The cabinet or "council" of seven ministers is answerable to the parliament, which establishes the portfolio for each. The governor-general attends meetings of the council of ministers in an advisory capacity only. The prime minister and other ministers are appointed and dismissed by parliament. The Minister of Plenipotentiary must have Dutch nationality. This person represents the island in the Kingdom Council of Ministers meetings in The Hague in the European Netherlands. The minister also has an office in the Netherlands under the banner of the "St. Maarten House".

====Current executive office holders====

|King
|Willem-Alexander
|
|30 April 2013

Main office-holders
| Office | Name | Party | Since |
|---|---|---|---|
| King | Willem-Alexander |  | 30 April 2013 |
| Governor | Ajamu Baly |  | 10 October 2022 |

====Current cabinet====

| Portfolio | Minister | Took office | Left office | Party |  | Remarks |
|---|---|---|---|---|---|---|
| Prime Minister Minister of General Affairs | Luc Mercelina | 3 May 2024 | Incumbent |  | URSM |  |
| Deputy Prime Minister Minister of Public Health, Social Development and Labour (VSA) Acting Minister of Public Housing, Spatial Planning, Environment and Infrastructure | Veronica Jansen-Webster | 3 May 2024 | Incumbent |  | URSM |  |
| Minister of Justice Acting Minister of Education, Culture, Youth and Sports (ECYS) | Lyndon Lewis | 3 May 2024 | Incumbent |  | N.O.W. |  |
| Minister of Finance | Marinka Gumbs | 3 May 2024 | Incumbent |  | DP |  |
| Minister of Tourism, Economic Affairs, Transport and Telecommunication | Grisha Heyliger-Marten | 3 May 2024 | Incumbent |  | DP | Current member of parliament |
| Minister Plenipotentiary | Patrice Gumbs | 3 May 2024 | Incumbent |  | PFP [nl] |  |
| Acting Minister Plenipotentiary | Gracita Arrindell | 3 May 2024 | Incumbent |  | URSM |  |

=== Legislative power ===
Legislative power is shared by the government and the legislature.
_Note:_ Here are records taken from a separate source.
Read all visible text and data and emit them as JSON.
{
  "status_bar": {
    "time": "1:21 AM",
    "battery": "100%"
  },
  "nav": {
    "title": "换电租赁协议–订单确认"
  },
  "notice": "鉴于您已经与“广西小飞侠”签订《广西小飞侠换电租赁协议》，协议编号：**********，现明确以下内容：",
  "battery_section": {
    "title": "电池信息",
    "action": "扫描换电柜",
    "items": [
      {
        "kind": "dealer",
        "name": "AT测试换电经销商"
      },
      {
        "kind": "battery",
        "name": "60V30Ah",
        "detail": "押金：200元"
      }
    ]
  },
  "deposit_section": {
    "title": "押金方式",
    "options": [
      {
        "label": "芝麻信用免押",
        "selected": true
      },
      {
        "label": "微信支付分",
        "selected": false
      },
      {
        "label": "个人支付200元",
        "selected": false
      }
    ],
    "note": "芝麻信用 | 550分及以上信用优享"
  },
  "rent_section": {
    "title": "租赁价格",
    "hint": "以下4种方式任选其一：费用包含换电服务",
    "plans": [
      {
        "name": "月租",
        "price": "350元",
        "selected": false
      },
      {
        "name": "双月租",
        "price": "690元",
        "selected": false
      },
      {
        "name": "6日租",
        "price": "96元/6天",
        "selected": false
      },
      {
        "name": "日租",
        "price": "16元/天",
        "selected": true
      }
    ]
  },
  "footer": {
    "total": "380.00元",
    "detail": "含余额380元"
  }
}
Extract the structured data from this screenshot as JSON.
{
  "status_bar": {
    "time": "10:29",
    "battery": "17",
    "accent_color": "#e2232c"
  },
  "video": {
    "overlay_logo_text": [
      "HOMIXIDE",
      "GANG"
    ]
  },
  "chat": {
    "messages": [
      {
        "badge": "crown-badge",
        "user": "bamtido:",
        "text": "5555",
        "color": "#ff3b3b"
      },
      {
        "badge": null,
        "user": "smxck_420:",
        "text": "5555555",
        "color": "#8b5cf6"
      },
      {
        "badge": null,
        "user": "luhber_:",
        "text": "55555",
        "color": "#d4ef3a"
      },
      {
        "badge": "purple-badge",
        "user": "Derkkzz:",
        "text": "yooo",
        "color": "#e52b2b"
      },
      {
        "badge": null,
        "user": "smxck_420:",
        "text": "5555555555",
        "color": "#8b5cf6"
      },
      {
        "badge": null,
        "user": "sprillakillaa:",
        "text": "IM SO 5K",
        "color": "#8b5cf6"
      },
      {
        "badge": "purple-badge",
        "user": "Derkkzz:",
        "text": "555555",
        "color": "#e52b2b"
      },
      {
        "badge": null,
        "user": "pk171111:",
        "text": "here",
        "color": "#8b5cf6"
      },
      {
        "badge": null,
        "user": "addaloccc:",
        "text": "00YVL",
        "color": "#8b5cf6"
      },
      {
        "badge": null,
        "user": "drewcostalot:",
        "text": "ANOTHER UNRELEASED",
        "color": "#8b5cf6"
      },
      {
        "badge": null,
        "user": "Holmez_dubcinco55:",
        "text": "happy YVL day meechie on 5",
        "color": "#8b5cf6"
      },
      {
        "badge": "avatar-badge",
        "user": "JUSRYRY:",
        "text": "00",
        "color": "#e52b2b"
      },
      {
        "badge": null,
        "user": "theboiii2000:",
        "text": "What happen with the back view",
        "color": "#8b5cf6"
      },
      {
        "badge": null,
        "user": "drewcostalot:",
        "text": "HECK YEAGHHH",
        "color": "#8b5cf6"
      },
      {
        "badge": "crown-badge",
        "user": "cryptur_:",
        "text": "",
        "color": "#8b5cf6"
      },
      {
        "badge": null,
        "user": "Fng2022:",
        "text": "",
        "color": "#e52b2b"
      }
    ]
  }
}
The legislature or Staten is made up of 15 members elected by direct, popular vote to serve four-year terms.

=== Judicial power ===
Sint Maarten's judicial system, which has mainly been derived from the Dutch system, operates independently of the legislature and the executive. Jurisdiction, including appeal, lies with the Common Court of Justice of Aruba, Curaçao, Sint Maarten, and of Bonaire, Sint Eustatius and Saba and the Supreme Court of the Netherlands.

Sint Maarten is the only part of the Netherlands where laws can be evaluated against the constitution. Such an evaluation is performed by the Constitutional Court of Sint Maarten after a request by the Ombudsman of Sint Maarten after the law is passed.

As for the legal profession, the Order of Lawyers Sint Maarten (Orde van Advocaten Sint Maarten) has existed since 1989.

=== Other institutions ===
- Council of Advice
- General Audit Chamber
- Ombudsman

== History ==
- 2003 Netherlands Antilles island council elections
- 2007 Netherlands Antilles island council elections
- Constitution of Sint Maarten adopted by Sint Maarten Island Council, 21 July 2010
- 2010 Sint Maarten general election, 17 September 2010 - enlargement of the Island Council to 15 seats, First Wescot-Williams cabinet
- Dissolution of the Netherlands Antilles and new constitution takes effect - 10 October 2010, conversion of the Island Council to the Estates of Sint Maarten
- Second Wescot-Williams cabinet
- Third Wescot-Williams cabinet
- 2014 Sint Maarten general election - Gumbs cabinet
- First Marlin cabinet
- 2016 Sint Maarten general election - Second Marlin cabinet
- First Marlin-Romeo cabinet (caretaker)
- 2018 Sint Maarten general election - Second Marlin-Romeo cabinet
- Jacobs cabinet (caretaker)
- 2020 Sint Maarten general election - Second Jacobs cabinet
- January 2024 Sint Maarten general election - Luc Mercelina, prime minister
== Political movements ==
Currently, there is a movement in Sint Maarten which aims to unite the island of Saint Martin.